As the group's chief songwriter, Wolfmeyer's language is simple, yet always evocative, as he recounts the lives of the young and upwardly immobile -- the kind of characters usually reduced to the bitter margins of society. The best example is "Tales of a 25-Year-Old Nothing," a bruised declaration of postadolescent freedom and failure (that song, coupled with "Heart at Home" -- also included on Runnin' -- were released last year as a free promotional single, marking the band's auspicious debut).
Elsewhere the off-time acoustic rumination of "All the Pretty Horses" (which owes a debt to Ron Wood's lost 1974 solo treasure "Mystifies Me," a song covered by Son Volt on its 1995 watershed Trace) is highlighted by a bed of cello and pedal steel that swells beneath the resplendent harmonies of Wall and Wolfmeyer.

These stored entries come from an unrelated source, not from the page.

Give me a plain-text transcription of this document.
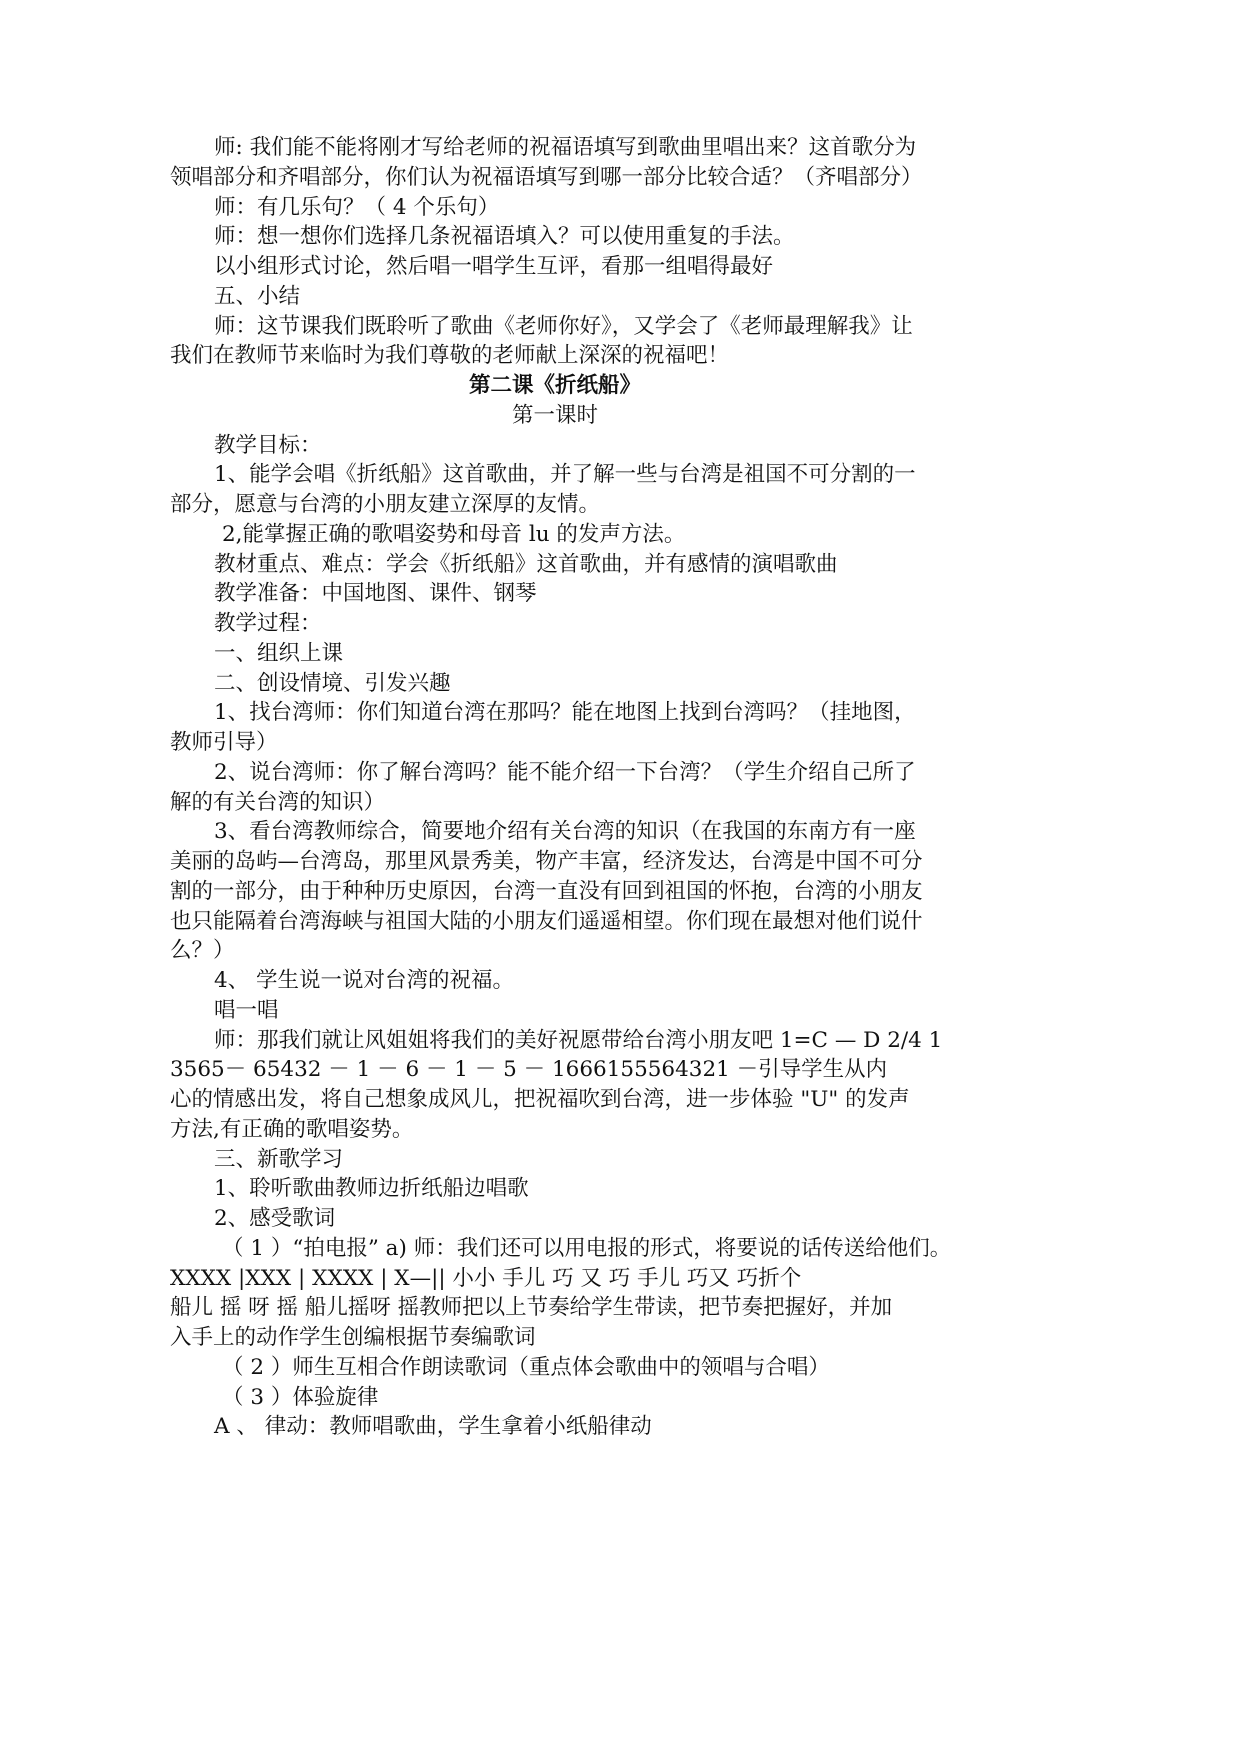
师: 我们能不能将刚才写给老师的祝福语填写到歌曲里唱出来？这首歌分为
领唱部分和齐唱部分，你们认为祝福语填写到哪一部分比较合适？（齐唱部分）
师：有几乐句？（ 4 个乐句）
师：想一想你们选择几条祝福语填入？可以使用重复的手法。
以小组形式讨论，然后唱一唱学生互评，看那一组唱得最好
五、小结
师：这节课我们既聆听了歌曲《老师你好》，又学会了《老师最理解我》让
我们在教师节来临时为我们尊敬的老师献上深深的祝福吧！
第二课《折纸船》
第一课时
教学目标：
1、能学会唱《折纸船》这首歌曲，并了解一些与台湾是祖国不可分割的一
部分，愿意与台湾的小朋友建立深厚的友情。
2,能掌握正确的歌唱姿势和母音 lu 的发声方法。
教材重点、难点：学会《折纸船》这首歌曲，并有感情的演唱歌曲
教学准备：中国地图、课件、钢琴
教学过程：
一、组织上课
二、创设情境、引发兴趣
1、找台湾师：你们知道台湾在那吗？能在地图上找到台湾吗？（挂地图，
教师引导）
2、说台湾师：你了解台湾吗？能不能介绍一下台湾？（学生介绍自己所了
解的有关台湾的知识）
3、看台湾教师综合，简要地介绍有关台湾的知识（在我国的东南方有一座
美丽的岛屿—台湾岛，那里风景秀美，物产丰富，经济发达，台湾是中国不可分
割的一部分，由于种种历史原因，台湾一直没有回到祖国的怀抱，台湾的小朋友
也只能隔着台湾海峡与祖国大陆的小朋友们遥遥相望。你们现在最想对他们说什
么？）
4、 学生说一说对台湾的祝福。
唱一唱
师：那我们就让风姐姐将我们的美好祝愿带给台湾小朋友吧 1=C — D 2/4 1
3565－ 65432 － 1 － 6 － 1 － 5 － 1666155564321 －引导学生从内
心的情感出发，将自己想象成风儿，把祝福吹到台湾，进一步体验 "U" 的发声
方法,有正确的歌唱姿势。
三、新歌学习
1、聆听歌曲教师边折纸船边唱歌
2、感受歌词
（ 1 ）“拍电报” a) 师：我们还可以用电报的形式，将要说的话传送给他们。
XXXX |XXX | XXXX | X—|| 小小 手儿 巧 又 巧 手儿 巧又 巧折个
船儿 摇 呀 摇 船儿摇呀 摇教师把以上节奏给学生带读，把节奏把握好，并加
入手上的动作学生创编根据节奏编歌词
（ 2 ）师生互相合作朗读歌词（重点体会歌曲中的领唱与合唱）
（ 3 ）体验旋律
A 、 律动：教师唱歌曲，学生拿着小纸船律动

The furious stomp of "Burn You Down" and "Better An" prove that the group is capable of breaking out of its midtempo comfort zone with a cow-punkish display of three-chord mastery that doesn't sacrifice the emphasis on songcraft so integral to the group's dynamic -- an area where the Truckers draw favorable comparisons to other rowdy redneck types like the Bottle Rockets and Georgia Satellites.
Name checks aside, the record stands as an impressive achievement on its own. From roaring uplift to plaintive meditations, the Truckers' music instinctively resonates with the kind of authenticity and power that eludes most groups at this stage. Part of that may be the inherent magic in their alchemy of styles, but part of it is something else. Sure, there's the requisite Sticky Fingersswagger and On the Beach dissonance, but those are merely convenient signposts. If it were justabout its influences, No Sense in Runnin' would be a great record. As it is, it's a whole lot more.